Extrait de "Une aventure rocambolesque de Vincent Van Gogh : La Ligne de front"
Une aventure rocambolesque de Vincent Van Gogh : La Ligne de front
Comme l’indique le titre, le peintre Vincent Van Gogh se retrouve envoyé dans les tranchées de 14-18 pour peindre l’esprit de la guerre afin que les généraux restés à l’arrière comprennent pourquoi les soldats ne veulent pas aller se faire tuer au front.
Ne vous laissez pas troubler par le caractère anachronique de la situation de départ car, une fois la lecture entamée, il importe peu et permet à Larcenet de mettre en scène des thèmes qui lui sont chers : la condition d’artiste (déjà abordé dans L’artiste de la famille [1] ) et les militaires (également vu dans Presque [2] ). D’ailleurs, Vincent Van Gogh prend plusieurs fois des traits proches de Marco, le double de Larcenet dans Le Combat Ordinaire[3] , renforçant ainsi la projection de l’auteur dans le personnage principal.
Est-ce une réaction de survie pour encaisser les visions horrifiques de la bataille ? Est-ce pour compenser l’angoisse et la peur montante du général qui l’accompagne au front ? Pour moi, l’apaisement de Van Gogh s’explique par l’acceptation de sa propre condition mortelle devant l’omniprésence de la mort qui décime les troupes.
Dans l’oeuvre de tout artiste, il y a également un défi au temps qui passe et une volonté de dépasser sa mortalité. Côtoyer la mort du bout des doigts permet à Van Gogh de s’affranchir de sa peur. Les dernières pages le voient d’ailleurs plus contemplatif qu’actif comme si, en abandonnant ses pinceaux et ses toiles, il cessait de lutter contre son destin.
C’est d’ailleurs à ce moment-là, qu’il accède à cette nouvelle vision de la réalité annoncée à plusieurs reprises dans l’album (par exemple, planche 3 : [Le général] dit que « seul un artiste saura lui montrer la réalité cachée sous les apparences »). La souffrance qui accompagne cette nouvelle vision (sa première manifestation est consécutive à une raclée en règle) s’estompe peu à peu et c’est un Van Gogh délivré de toute douleur qui accède finalement à la réalité cachée sous les apparences dans une scène digne de Hayao Miyazaki [4] .
Au delà des thèmes abordés et de la réflexion sur l’art et la mort, il convient également d’étudier la façon dont Larcenet les met en forme dans le cadre d’une bande dessinée puisque c’est bien d’une BD dont il s’agit et non pas d’un film ou d’un roman. Hélas, du point de vue formel, l’album souffre d’une série d’écueils qui en gâche la lecture. Il ne s’agit pas de remettre en question le talent graphique de Larcenet — il est connu et reconnu — mais d’étudier son application au medium de la bande dessinée.
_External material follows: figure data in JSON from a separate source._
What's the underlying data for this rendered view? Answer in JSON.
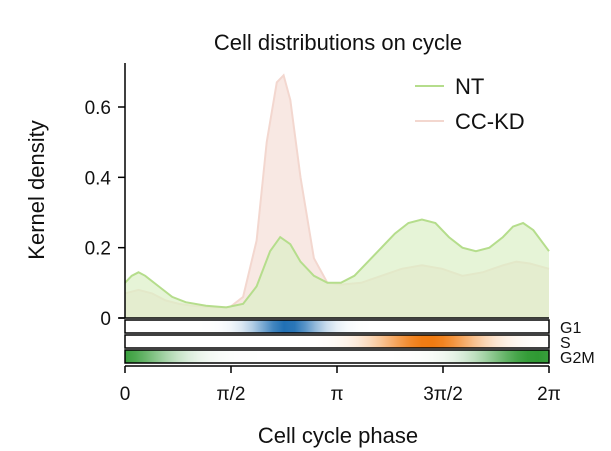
{
  "chart_data": {
    "type": "area",
    "title": "Cell distributions on cycle",
    "xlabel": "Cell cycle phase",
    "ylabel": "Kernel density",
    "xlim": [
      0,
      6.2832
    ],
    "ylim": [
      -0.13,
      0.72
    ],
    "x_ticks": [
      {
        "value": 0,
        "label": "0"
      },
      {
        "value": 1.5708,
        "label": "π/2"
      },
      {
        "value": 3.1416,
        "label": "π"
      },
      {
        "value": 4.7124,
        "label": "3π/2"
      },
      {
        "value": 6.2832,
        "label": "2π"
      }
    ],
    "y_ticks": [
      {
        "value": 0,
        "label": "0"
      },
      {
        "value": 0.2,
        "label": "0.2"
      },
      {
        "value": 0.4,
        "label": "0.4"
      },
      {
        "value": 0.6,
        "label": "0.6"
      }
    ],
    "legend_position": "top-right",
    "series": [
      {
        "name": "NT",
        "color": "#b5dd8c",
        "fill": "#dcefc6",
        "points": [
          [
            0.0,
            0.1
          ],
          [
            0.1,
            0.12
          ],
          [
            0.2,
            0.13
          ],
          [
            0.3,
            0.12
          ],
          [
            0.5,
            0.09
          ],
          [
            0.7,
            0.06
          ],
          [
            0.9,
            0.045
          ],
          [
            1.2,
            0.035
          ],
          [
            1.5,
            0.03
          ],
          [
            1.75,
            0.04
          ],
          [
            1.95,
            0.09
          ],
          [
            2.15,
            0.19
          ],
          [
            2.3,
            0.23
          ],
          [
            2.45,
            0.21
          ],
          [
            2.6,
            0.16
          ],
          [
            2.8,
            0.12
          ],
          [
            3.0,
            0.1
          ],
          [
            3.2,
            0.1
          ],
          [
            3.4,
            0.12
          ],
          [
            3.7,
            0.18
          ],
          [
            4.0,
            0.24
          ],
          [
            4.2,
            0.27
          ],
          [
            4.4,
            0.28
          ],
          [
            4.6,
            0.27
          ],
          [
            4.8,
            0.23
          ],
          [
            5.0,
            0.2
          ],
          [
            5.2,
            0.19
          ],
          [
            5.4,
            0.2
          ],
          [
            5.6,
            0.23
          ],
          [
            5.75,
            0.26
          ],
          [
            5.9,
            0.27
          ],
          [
            6.05,
            0.25
          ],
          [
            6.2832,
            0.19
          ]
        ]
      },
      {
        "name": "CC-KD",
        "color": "#f3d7cf",
        "fill": "#f7e6e0",
        "points": [
          [
            0.0,
            0.07
          ],
          [
            0.2,
            0.08
          ],
          [
            0.4,
            0.07
          ],
          [
            0.6,
            0.05
          ],
          [
            0.8,
            0.04
          ],
          [
            1.0,
            0.035
          ],
          [
            1.3,
            0.03
          ],
          [
            1.55,
            0.03
          ],
          [
            1.75,
            0.06
          ],
          [
            1.95,
            0.22
          ],
          [
            2.1,
            0.5
          ],
          [
            2.25,
            0.67
          ],
          [
            2.35,
            0.69
          ],
          [
            2.45,
            0.62
          ],
          [
            2.6,
            0.4
          ],
          [
            2.8,
            0.17
          ],
          [
            3.0,
            0.1
          ],
          [
            3.2,
            0.095
          ],
          [
            3.5,
            0.1
          ],
          [
            3.8,
            0.12
          ],
          [
            4.1,
            0.14
          ],
          [
            4.4,
            0.15
          ],
          [
            4.7,
            0.14
          ],
          [
            5.0,
            0.12
          ],
          [
            5.3,
            0.13
          ],
          [
            5.6,
            0.15
          ],
          [
            5.8,
            0.16
          ],
          [
            6.0,
            0.155
          ],
          [
            6.2832,
            0.14
          ]
        ]
      }
    ],
    "phase_bars": [
      {
        "label": "G1",
        "color": "#1f6fb4",
        "peak_x": 2.4,
        "width": 0.35
      },
      {
        "label": "S",
        "color": "#f07a10",
        "peak_x": 4.5,
        "width": 0.55
      },
      {
        "label": "G2M",
        "color": "#2f9a33",
        "peak_x": 6.1,
        "width": 0.6
      }
    ]
  }
}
En particulier, la qualité du découpage est assez irrégulière. Il semble parfois bancal sans raison apparente avec par exemple, des ruptures étranges en milieu de page comme si la planche s’interrompait brusquement avant de reprendre dans la moitié inférieur. Certains décrochages de case sont également peu explicables et semblent plutôt relever de l’effet ou du «truc» plus que d’une intention particulière.
Au final, La ligne de Front est un bon album mais qui aurait gagné à être plus abouti. Ne vous méprenez pas, il figure parmi les meilleures sorties du mois de mars 2004 mais il comporte malgré tout un certain nombre de maladresses qui donnent l’impression que l’auteur s’est laissé emporter par son sujet au détriment de la forme.
Super contenu ! Continuez votre bon travail!